As I said, these situations may turn out to be rare. But we can imagine, let us suppose, a young woman many of whose relatives have suffered from a variety of different cancers, including colorectal, endometrial and gastric cancer. There is a suggestion that the family has a familial cancer pre-disposing syndrome and that the young woman may have inherited it. The only way of finding out is to test an unaffected family member after identifying the gene mutation in a person known to be affected. Let us imagine that the one relative who is still alive and who has previously contracted cancer refuses to give a DNA sample for testing and refuses to allow a sample of tumour tissue to be tested. The young woman is therefore left high and dry. She does not know whether she should undergo the recommended regime of screening. Some screening tests are themselves risky. The refusal of the woman's relative to give consent may be perverse and unreasonable but as the Bill stands there is nothing that she can do. She is denied even the opportunity of presenting her case to a judge.

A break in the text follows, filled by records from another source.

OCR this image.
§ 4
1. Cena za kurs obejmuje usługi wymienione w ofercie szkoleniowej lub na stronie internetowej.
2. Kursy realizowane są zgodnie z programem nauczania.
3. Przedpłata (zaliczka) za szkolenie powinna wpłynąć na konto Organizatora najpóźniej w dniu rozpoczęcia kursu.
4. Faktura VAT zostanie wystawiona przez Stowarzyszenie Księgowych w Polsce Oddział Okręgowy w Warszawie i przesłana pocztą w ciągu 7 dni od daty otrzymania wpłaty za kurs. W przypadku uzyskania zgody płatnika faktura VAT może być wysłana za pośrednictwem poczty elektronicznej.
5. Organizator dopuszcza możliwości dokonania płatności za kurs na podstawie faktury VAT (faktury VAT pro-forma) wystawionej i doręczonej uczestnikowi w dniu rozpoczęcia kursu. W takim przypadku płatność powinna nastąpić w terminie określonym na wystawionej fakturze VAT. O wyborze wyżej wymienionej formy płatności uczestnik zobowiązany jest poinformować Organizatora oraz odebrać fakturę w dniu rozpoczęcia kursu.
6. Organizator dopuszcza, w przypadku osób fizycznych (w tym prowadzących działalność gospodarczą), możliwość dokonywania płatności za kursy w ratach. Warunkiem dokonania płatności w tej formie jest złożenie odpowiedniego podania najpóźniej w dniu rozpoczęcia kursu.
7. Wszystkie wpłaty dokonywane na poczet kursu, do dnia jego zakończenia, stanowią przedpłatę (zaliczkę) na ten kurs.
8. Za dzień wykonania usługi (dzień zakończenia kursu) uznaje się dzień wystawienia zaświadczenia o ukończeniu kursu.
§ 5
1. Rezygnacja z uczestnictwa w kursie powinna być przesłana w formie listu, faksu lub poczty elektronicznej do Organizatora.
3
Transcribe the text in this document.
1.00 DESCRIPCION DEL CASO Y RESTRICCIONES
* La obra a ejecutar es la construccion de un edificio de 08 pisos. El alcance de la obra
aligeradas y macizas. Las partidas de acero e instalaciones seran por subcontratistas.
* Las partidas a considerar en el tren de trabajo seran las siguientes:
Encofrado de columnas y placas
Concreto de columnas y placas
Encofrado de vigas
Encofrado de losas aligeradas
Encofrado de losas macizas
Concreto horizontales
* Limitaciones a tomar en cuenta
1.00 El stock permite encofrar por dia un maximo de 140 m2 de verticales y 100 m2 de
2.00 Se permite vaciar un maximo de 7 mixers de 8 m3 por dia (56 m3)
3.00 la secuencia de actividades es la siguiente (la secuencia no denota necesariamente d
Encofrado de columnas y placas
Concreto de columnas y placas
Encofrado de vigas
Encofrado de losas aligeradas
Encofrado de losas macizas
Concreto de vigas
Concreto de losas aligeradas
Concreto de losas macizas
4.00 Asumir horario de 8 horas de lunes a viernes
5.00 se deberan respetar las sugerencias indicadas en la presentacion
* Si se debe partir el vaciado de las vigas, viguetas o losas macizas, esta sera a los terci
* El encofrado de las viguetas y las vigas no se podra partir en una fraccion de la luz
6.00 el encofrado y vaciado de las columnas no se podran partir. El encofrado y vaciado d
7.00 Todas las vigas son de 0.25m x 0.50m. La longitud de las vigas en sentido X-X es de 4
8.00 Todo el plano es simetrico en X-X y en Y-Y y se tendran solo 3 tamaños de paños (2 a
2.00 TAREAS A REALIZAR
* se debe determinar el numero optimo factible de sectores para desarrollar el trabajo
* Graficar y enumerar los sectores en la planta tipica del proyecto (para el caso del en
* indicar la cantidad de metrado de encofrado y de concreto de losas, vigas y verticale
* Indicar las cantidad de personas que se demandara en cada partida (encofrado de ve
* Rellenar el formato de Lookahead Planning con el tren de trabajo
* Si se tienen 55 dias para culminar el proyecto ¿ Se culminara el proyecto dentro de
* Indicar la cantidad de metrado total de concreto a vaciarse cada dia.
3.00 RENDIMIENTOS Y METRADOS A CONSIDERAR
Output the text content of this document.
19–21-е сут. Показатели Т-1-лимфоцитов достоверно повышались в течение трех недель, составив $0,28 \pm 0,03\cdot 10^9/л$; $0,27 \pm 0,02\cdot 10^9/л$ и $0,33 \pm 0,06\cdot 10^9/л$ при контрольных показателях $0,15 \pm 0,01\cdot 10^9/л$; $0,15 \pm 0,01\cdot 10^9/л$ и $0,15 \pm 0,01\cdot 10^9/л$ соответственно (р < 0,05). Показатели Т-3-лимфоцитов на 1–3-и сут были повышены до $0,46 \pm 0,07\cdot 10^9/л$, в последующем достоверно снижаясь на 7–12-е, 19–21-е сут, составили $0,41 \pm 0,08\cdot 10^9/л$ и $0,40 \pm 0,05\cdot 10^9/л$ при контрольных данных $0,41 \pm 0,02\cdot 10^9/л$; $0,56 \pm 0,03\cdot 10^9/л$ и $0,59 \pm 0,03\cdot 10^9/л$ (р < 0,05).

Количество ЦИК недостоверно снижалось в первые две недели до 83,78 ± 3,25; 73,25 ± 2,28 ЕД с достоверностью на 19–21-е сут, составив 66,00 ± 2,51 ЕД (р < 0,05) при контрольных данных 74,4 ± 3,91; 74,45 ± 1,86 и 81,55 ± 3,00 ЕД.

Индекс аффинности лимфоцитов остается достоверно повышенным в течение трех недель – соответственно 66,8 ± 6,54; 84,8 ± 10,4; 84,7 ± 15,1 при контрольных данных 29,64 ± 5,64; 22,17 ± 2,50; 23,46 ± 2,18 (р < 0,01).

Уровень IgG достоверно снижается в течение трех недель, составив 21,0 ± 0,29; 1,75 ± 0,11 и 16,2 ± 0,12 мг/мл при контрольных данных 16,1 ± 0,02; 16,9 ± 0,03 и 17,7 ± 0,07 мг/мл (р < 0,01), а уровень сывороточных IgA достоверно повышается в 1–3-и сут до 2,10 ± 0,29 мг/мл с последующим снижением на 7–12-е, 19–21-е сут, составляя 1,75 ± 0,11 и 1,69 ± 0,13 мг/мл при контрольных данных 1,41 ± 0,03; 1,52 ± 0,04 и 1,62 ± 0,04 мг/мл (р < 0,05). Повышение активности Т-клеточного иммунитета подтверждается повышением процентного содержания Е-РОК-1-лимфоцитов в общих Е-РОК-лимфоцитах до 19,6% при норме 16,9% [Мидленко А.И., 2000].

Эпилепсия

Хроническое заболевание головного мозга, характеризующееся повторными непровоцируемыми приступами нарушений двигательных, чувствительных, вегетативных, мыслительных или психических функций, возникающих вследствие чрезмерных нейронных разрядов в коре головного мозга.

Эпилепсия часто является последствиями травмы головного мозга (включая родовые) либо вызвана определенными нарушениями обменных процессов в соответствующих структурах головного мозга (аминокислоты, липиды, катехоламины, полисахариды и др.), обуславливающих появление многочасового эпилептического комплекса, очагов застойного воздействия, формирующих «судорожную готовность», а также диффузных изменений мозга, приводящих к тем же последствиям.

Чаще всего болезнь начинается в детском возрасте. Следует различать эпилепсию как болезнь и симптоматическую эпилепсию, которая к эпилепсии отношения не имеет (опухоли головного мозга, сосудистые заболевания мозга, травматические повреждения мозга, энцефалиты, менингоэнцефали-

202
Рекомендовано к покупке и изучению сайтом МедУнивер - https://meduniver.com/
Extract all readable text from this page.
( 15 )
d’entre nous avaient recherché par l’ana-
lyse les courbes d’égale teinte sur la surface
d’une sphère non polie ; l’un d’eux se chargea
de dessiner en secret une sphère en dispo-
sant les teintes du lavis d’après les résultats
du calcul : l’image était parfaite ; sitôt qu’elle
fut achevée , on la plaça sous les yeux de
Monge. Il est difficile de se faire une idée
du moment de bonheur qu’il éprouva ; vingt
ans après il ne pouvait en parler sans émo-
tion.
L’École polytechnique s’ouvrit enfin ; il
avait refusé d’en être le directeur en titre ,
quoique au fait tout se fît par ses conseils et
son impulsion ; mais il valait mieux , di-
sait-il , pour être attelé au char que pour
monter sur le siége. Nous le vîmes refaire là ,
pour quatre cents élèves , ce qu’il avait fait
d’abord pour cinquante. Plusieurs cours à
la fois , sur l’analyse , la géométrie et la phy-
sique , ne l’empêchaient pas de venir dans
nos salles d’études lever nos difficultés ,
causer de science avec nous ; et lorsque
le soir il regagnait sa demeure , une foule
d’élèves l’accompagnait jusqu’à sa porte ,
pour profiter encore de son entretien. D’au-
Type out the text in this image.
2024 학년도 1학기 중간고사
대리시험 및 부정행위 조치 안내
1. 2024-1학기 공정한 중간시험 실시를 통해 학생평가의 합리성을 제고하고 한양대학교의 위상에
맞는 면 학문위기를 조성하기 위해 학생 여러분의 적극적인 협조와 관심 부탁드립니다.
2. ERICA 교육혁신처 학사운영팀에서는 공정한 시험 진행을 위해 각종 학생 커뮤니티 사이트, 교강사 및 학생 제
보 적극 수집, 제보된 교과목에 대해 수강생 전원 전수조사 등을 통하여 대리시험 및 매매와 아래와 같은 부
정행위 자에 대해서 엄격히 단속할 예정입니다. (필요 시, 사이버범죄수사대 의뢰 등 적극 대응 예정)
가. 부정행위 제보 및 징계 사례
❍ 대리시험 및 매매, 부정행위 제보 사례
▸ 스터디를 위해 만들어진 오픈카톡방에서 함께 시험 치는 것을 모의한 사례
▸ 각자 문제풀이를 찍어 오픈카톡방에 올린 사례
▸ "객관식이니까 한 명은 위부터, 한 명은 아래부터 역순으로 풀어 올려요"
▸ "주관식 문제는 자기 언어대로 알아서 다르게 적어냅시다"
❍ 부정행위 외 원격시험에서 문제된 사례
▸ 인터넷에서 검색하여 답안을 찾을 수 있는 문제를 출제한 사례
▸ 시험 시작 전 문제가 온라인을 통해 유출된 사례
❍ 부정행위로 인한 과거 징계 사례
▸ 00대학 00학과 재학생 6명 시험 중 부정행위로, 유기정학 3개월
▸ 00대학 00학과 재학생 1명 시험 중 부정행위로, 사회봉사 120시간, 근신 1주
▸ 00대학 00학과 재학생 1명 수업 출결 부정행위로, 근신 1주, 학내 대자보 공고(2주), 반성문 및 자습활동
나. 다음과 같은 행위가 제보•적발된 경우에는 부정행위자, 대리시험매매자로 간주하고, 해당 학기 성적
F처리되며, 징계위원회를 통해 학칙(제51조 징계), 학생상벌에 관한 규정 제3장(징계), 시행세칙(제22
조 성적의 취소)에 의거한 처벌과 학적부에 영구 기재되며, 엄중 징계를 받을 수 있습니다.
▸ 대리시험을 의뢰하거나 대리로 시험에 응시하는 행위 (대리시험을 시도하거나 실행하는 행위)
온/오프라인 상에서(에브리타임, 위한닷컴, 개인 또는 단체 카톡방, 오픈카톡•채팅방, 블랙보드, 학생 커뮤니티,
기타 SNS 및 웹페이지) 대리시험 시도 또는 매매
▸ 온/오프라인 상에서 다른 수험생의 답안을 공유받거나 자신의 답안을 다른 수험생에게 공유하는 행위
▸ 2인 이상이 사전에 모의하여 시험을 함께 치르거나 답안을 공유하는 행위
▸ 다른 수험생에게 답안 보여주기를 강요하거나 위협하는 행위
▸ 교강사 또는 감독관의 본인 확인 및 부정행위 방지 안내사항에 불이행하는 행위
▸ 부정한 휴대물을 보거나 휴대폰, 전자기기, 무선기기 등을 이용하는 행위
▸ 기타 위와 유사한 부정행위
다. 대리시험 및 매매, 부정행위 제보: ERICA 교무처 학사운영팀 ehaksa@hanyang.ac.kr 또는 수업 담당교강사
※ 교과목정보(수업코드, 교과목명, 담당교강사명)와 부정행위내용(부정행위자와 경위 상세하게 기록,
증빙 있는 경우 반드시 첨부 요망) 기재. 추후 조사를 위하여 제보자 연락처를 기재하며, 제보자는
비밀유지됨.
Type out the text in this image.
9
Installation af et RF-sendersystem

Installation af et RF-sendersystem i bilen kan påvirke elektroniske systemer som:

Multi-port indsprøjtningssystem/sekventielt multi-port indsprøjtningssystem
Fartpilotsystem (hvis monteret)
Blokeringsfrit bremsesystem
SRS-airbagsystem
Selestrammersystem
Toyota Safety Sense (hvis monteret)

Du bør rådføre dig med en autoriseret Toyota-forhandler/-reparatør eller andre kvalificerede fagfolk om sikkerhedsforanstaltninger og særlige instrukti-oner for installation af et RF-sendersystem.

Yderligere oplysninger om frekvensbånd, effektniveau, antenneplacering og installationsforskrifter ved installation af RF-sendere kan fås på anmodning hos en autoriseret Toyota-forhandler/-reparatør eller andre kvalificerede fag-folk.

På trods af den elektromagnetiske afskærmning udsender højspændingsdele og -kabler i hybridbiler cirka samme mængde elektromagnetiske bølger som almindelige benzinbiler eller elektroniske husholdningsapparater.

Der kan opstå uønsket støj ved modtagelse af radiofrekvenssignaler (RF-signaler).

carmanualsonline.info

One can think of numerous other examples. Duchene muscular dystrophy is a serious inherited disease which usually results in death in early adulthood. A woman planning to have a family may wish to know whether she is a carrier of the condition when another member of her family already has it. Let us suppose that this other person refuses to allow his DNA to be tested. Again, the Bill presents that woman with no option or opportunity to argue her case. It seems that here we are dealing, as so often, with a balance of rights and responsibilities.
I must ask the Minister whether she believes that by blocking all avenues such as those I have imagined, no matter what the circumstances, we are acting in accordance with the best principles of human rights and common humanity. One does not have to be a critic of the BillI certainly am notto believe that we are not doing so. I hope, therefore, that even at this late stage, the Minister might be persuaded to take this matter away and think about it again.